Data Quality Assessment

Missing Values

Check for and handle missing data:

import xarray as xr

forcing = xr.open_dataset("climate_data.nc")

# Check for missing values
precip_missing = forcing.precipitation.isnull().sum()
temp_missing = forcing.temperature.isnull().sum()

print(f"Missing precipitation: {precip_missing.item()} values")
print(f"Missing temperature: {temp_missing.item()} values")

# Handle missing data
# Option 1: Drop time steps with missing data
forcing_clean = forcing.dropna(dim='time')

# Option 2: Interpolate missing values
forcing_interp = forcing.interpolate_na(dim='time')

Outlier Detection

Identify potential data quality issues:

# Check for unrealistic values

# Precipitation outliers
negative_precip = (forcing.precipitation < 0).sum()
extreme_precip = (forcing.precipitation > 500).sum()  # > 500 mm/day

print(f"Negative precipitation: {negative_precip.item()}")
print(f"Extreme precipitation (>500mm/day): {extreme_precip.item()}")

# Temperature outliers
extreme_cold = (forcing.temperature < -60).sum()  # < -60°C
extreme_hot = (forcing.temperature > 60).sum()    # > 60°C

print(f"Extreme cold (<-60°C): {extreme_cold.item()}")
print(f"Extreme hot (>60°C): {extreme_hot.item()}")

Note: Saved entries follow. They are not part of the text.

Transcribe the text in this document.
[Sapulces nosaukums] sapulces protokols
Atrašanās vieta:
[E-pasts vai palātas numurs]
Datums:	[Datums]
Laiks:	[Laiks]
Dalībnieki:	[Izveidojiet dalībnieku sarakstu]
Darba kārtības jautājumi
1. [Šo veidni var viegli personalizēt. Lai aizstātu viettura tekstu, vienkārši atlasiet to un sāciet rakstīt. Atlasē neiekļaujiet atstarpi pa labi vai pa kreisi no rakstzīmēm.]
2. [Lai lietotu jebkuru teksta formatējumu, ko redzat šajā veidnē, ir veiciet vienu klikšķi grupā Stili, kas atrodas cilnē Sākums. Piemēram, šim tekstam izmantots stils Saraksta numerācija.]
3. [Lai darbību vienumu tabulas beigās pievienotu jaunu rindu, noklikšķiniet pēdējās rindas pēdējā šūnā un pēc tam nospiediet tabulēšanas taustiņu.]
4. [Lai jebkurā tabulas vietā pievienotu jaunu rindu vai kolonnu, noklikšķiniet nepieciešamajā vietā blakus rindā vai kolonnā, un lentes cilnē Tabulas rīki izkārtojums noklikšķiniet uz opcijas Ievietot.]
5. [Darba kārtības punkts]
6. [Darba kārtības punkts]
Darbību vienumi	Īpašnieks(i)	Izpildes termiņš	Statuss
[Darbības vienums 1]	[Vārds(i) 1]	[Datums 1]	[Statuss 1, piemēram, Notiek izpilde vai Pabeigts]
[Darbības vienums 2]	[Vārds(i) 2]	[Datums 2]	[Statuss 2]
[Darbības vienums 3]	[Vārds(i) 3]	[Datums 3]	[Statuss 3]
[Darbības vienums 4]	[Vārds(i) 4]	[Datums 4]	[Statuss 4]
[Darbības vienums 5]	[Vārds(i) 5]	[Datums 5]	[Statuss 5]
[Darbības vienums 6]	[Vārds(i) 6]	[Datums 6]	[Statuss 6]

Advanced Forcing Data Configuration

Custom Variable Mapping

Handle non-standard variable names:

# Custom mapping for specific datasets
dataset_configs = {
    "era5": {
        "vars": {"precip": "total_precipitation", "temp": "2m_temperature"},
        "units": {"precip": "m/day", "temp": "kelvin"}
    },
    "cmip6": {
        "vars": {"precip": "pr", "temp": "tas"},
        "units": {"precip": "kg m-2 s-1", "temp": "K"}
    },
    "station": {
        "vars": {"precip": "daily_precip", "temp": "mean_temp"},
        "units": {"precip": "mm/day", "temp": "celsius"}
    }
}

# Use configuration
config = dataset_configs["era5"]
workflow = MARRMOTWorkflow(
    forcing_vars=config["vars"],
    forcing_units=config["units"],
    # ... other parameters
)

Multiple Data Sources

Combine different data sources:

# Example: Use high-quality station data where available,
# fill gaps with reanalysis data
forcing_files = [
    "station_data.nc",      # Higher priority
    "reanalysis_data.nc"    # Gap-filling
]

# MarrmotFlow will handle data merging internally

Preprocessing Workflow

Complete preprocessing example:

import xarray as xr
import pandas as pd

def preprocess_forcing_data(input_file, output_file):
    """Comprehensive forcing data preprocessing."""

    # Load data
    ds = xr.open_dataset(input_file)

    # Standardize time
    ds['time'] = pd.to_datetime(ds.time)

    # Handle missing values
    ds = ds.interpolate_na(dim='time', method='linear')

    # Quality control
    # Remove negative precipitation
    ds['precipitation'] = ds.precipitation.where(ds.precipitation >= 0, 0)

    # Flag extreme values
    temp_range = (-50, 50)  # Reasonable temperature range in Celsius
    ds['temperature'] = ds.temperature.where(
        (ds.temperature >= temp_range[0]) & (ds.temperature <= temp_range[1])
    )

    # Save processed data
    ds.to_netcdf(output_file)

    print(f"Processed data saved to {output_file}")
    return ds

# Use preprocessing
processed_data = preprocess_forcing_data("raw_data.nc", "processed_data.nc")

Best Practices

  1. Validate data quality before using in workflows

  2. Use consistent time zones across all datasets

  3. Check spatial and temporal coverage matches your study domain

  4. Document data sources and preprocessing steps

  5. Handle missing data appropriately for your analysis

  6. Consider multiple data sources for robustness

  7. Test with small subsets before processing large datasets

  8. Keep original data and track all preprocessing steps